思路：DP好题，自己想了半天，状态转移方程能想出来，但没想到剪枝，借鉴下别人的经验：http://tech.ddvip.com/2014-01/1390224962208152_2.html
引用：给定c升酒，然后有n种瓶子，每个瓶子有最少装酒min毫升和最多装酒max毫升。 并且min <= 0.99 max。要求出用这些瓶子来装酒最后剩下酒最少的升数。dp，明显是背包。但是c最大100W换算为升酒有10E。果断会超时。这时候观察题目，可以发现。假设我们用K瓶去装酒。那么左右区间长度会越来越大，最后导致重合。所以当酒量达到一定上限之后，是肯定能完全装下去的。 推导一下：设重合时候是装了k瓶，这样有。k*max>=(k+1)*min，解得k>=min/(max-min)，而当酒量x>=k*min的时候，就一定能全被装进去，这样就有x>=min*min/(max-min)。

先前写了个1585ms的，有点郁闷，优化了代码，用了纯C来交，这是 52ms 水过的。
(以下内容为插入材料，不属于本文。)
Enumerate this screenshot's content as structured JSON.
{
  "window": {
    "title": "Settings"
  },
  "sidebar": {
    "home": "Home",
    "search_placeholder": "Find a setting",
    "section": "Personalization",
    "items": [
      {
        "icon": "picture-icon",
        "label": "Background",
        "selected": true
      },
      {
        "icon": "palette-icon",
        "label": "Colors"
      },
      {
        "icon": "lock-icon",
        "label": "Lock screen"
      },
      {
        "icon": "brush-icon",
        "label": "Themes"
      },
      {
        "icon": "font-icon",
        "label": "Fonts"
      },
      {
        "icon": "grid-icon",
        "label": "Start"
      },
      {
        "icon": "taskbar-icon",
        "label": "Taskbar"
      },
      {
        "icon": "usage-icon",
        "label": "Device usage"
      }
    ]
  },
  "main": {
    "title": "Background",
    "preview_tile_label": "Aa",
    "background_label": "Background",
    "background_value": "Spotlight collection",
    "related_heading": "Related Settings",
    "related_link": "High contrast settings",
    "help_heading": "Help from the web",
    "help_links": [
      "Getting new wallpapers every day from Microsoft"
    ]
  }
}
（最下面附最初的1585ms慢速版QAQ）

 // 52ms
 1 #include <stdio.h>
#include <string.h>

int dp[441046],l1[101],l2[101],exi[4501];
int Case,v,n;

int main(){
    int i,j;
    scanf("%d",&Case);
    while(Case--){
        memset(dp,0,sizeof(dp));
        memset(exi,0,sizeof(exi));
        scanf("%d %d",&v,&n);
        v *= 1000;
        int tem,top = v;
        for(i = 1; i <= n; ++i){
            scanf("%d %d",&l1[i],&l2[i]);
            int tem = l1[i] * l1[i] / (l2[i] - l1[i]);
            top = tem < top ? tem : top;
            for(j = l1[i]; j <= l2[i]; ++j) exi[j] = 1;
        }
        if(v > top){
            printf("0\n\n");
            continue;
        }
        for(i = 308; i <= 4500; ++i){
            if(!exi[i]) continue;
            for(j = i; j <= v; ++j)
                if(dp[j - i] + i > dp[j])
                    dp[j] = dp[j - i] + i;
        }
        printf("%d\n",v - dp[v]);
        if(Case) printf("\n");
    }
    return 0;
}

 

/*************************************************************************
    > File Name: m.cpp
    > Author: Nature
    > Mail: 564374850@qq.com
    > Created Time: Sat 23 Aug 2014 04:29:24 PM CST
************************************************************************/

#include <cstdio>
#include <cstdlib>
#include <cmath>
#include <string>
#include <cstring>
#include <iostream>
#include <algorithm>
using namespace std;
typedef long long ll;
const int INF = 1 << 30;

int dp[1000005];
int l1[105];
int l2[105];
int Case;
int cnt;
int v,n;

int main(){
    //freopen("in","r",stdin);
    string str;
    scanf("%d",&Case);
    while(Case--){
        cnt = 0;
        scanf("%d %d",&v,&n);
        v *= 1000;
        int top = v;
        for(int i = 1; i <= n; ++i){
            scanf("%d %d",&l1[i],&l2[i]);
            top = min(top,l1[i] * l1[i] / (l2[i] - l1[i]));
        }
        if(v > top){
            printf("0\n\n");
            continue;
        }
        memset(dp,0,sizeof(dp));
        // dp
        int tmin = INF;
        dp[top] = 1;
        for(int i = 1; i <= n; ++i){
            for(int j = top - l1[i]; j >= 0; --j){
                for(int k = l1[i]; k <= l2[i]; ++k){
                    if(j + k <= top && dp[j + k]){
                        dp[j] = 1;
                        tmin = min(tmin,j);
                        break;
                    }
                }
            }
            if(dp[0])
                break;
        }
        printf("%d\n",tmin);
        if(Case) printf("\n");
    }
    return 0;
}